This is NOT about Tyler and a really nice bath, but about a study that has been sitting on my Firefox explorer for several days. I seem to keep coming back to it and reading, and re-reading. I am not sure if that is because I think it is a good idea. Or maybe it is because it is one of the first "new" things that has come up for severe brain bleeds. (There was something about Epsom salt AKA magnesium sulfate. This is the first "treatment" after they have already happened.)
The treatment/study was done in Bristol England. When a premature baby was shown by repeated ultrasound scans to have had a large hemorrhage ( from what I can see in several reports, the bleeds were of grade 3 and 4 and resulted in hydrocephalus or at least swelling and pressure KNOWN as hydrocephalus) and then expanded ventricles, the baby was anaesthetised and two tubes were inserted into the ventricles in the brain. One tube was used to continuously drain out the cola-colored fluid while the other tube was used to let clear fluid flow in. The pressure in the brain was measured continuously and more fluid was drained out than flowed in so the brain slowly decompressed. When the fluid draining out cleared, the two tubes were removed. This took on average three days.
From 2003 to 2006, 77 premature babies with large brain hemorrhages in Bristol, Glasgow, Katowice (Poland) and Bergen (Norway) were recruited. Thirty-nine babies had the ventricles washed out using the Drainage, Irrigation and Fibrinolytic Therapy (DRIFT) and 38 had standard treatment.
When they were two years old, independent assessors examined all the survivors. Of 39 infants assigned to being washed out, 21 (54 per cent) died or were severely disabled versus 27 of 38 (71 per cent) in the standard group. Amongst the survivors, 11 of 35 (31 per cent) in the DRIFT group had severe cognitive disability versus 19 of 32 (59 percent) in the standard group. Median Mental Development Index was 68 (out of 100) in the washout group, and below 50 with standard care. These results are statistically and clinically significant. ( Study Found HERE!)
So these are my thoughts. I hope that they do find something that will help their little brains. They are so fragile. They have so much against them when they are fighting for the right to get big that having brain damage makes things twice as hard to overcome the stuff that comes down the road.
There is no "cure" for brain damage.

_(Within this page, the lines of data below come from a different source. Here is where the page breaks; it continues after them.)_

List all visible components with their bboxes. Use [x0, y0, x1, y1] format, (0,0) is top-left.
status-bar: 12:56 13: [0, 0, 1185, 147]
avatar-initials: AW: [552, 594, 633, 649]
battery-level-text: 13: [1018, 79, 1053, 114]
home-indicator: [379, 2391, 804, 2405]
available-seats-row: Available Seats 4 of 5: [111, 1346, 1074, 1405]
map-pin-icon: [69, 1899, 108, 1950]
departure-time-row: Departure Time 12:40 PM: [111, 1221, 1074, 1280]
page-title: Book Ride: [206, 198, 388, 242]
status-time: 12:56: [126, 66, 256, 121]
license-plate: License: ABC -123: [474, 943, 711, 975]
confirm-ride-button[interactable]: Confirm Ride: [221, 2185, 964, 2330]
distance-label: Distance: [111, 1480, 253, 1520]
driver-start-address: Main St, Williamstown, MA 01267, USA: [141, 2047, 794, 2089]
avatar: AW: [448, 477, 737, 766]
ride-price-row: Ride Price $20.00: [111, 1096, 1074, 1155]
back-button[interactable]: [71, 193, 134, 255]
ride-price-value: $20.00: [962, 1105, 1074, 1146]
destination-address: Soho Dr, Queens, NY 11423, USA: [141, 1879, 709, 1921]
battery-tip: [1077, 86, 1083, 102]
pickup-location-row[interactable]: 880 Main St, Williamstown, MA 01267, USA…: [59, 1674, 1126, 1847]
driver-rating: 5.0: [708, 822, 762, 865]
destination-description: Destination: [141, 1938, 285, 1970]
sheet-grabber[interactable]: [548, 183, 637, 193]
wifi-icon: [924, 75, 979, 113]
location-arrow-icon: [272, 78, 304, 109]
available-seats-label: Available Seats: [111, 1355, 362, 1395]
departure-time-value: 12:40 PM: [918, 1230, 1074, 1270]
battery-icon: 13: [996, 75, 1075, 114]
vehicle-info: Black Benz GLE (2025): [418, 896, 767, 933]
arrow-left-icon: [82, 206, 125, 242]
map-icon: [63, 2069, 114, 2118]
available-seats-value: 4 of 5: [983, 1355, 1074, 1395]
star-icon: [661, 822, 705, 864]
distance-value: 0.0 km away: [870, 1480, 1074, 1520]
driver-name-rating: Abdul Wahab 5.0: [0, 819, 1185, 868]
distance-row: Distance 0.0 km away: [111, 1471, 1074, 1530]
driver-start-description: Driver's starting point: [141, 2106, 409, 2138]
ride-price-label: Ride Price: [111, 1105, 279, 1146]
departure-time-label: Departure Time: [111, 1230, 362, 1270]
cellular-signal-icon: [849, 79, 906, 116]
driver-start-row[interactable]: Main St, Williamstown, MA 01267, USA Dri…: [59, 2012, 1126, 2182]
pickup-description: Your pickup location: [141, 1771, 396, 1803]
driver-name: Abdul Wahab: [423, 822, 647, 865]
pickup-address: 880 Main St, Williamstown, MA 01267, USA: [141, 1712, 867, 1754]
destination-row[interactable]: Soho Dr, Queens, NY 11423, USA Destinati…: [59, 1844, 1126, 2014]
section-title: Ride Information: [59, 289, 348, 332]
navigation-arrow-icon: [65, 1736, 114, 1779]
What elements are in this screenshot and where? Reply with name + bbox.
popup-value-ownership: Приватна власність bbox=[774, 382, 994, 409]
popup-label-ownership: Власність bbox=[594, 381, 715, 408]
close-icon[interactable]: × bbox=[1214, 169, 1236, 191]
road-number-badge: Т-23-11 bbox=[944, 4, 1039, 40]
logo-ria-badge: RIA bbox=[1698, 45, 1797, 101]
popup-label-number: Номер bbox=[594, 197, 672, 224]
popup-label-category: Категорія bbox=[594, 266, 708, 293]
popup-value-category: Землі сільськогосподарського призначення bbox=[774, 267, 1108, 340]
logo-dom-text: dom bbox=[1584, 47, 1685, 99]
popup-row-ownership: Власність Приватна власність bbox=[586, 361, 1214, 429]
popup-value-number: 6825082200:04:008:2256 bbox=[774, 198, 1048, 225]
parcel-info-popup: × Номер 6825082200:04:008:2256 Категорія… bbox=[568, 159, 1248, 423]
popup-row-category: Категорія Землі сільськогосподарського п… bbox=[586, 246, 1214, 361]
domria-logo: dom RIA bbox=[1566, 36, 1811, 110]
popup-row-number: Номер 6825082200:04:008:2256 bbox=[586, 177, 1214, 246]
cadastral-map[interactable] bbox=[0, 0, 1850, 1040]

There is no cure for the seizure that come from their broken wires in their brain. If there was something that they could do to help why not try?
The study didn't show any major downfalls. It didn't seem to be detrimental to them in any way. I would opt to have had it tried on my child. I think clinical trials such as the above could only HELP.
What are you thoughts? Is the study something they should bring the the United States?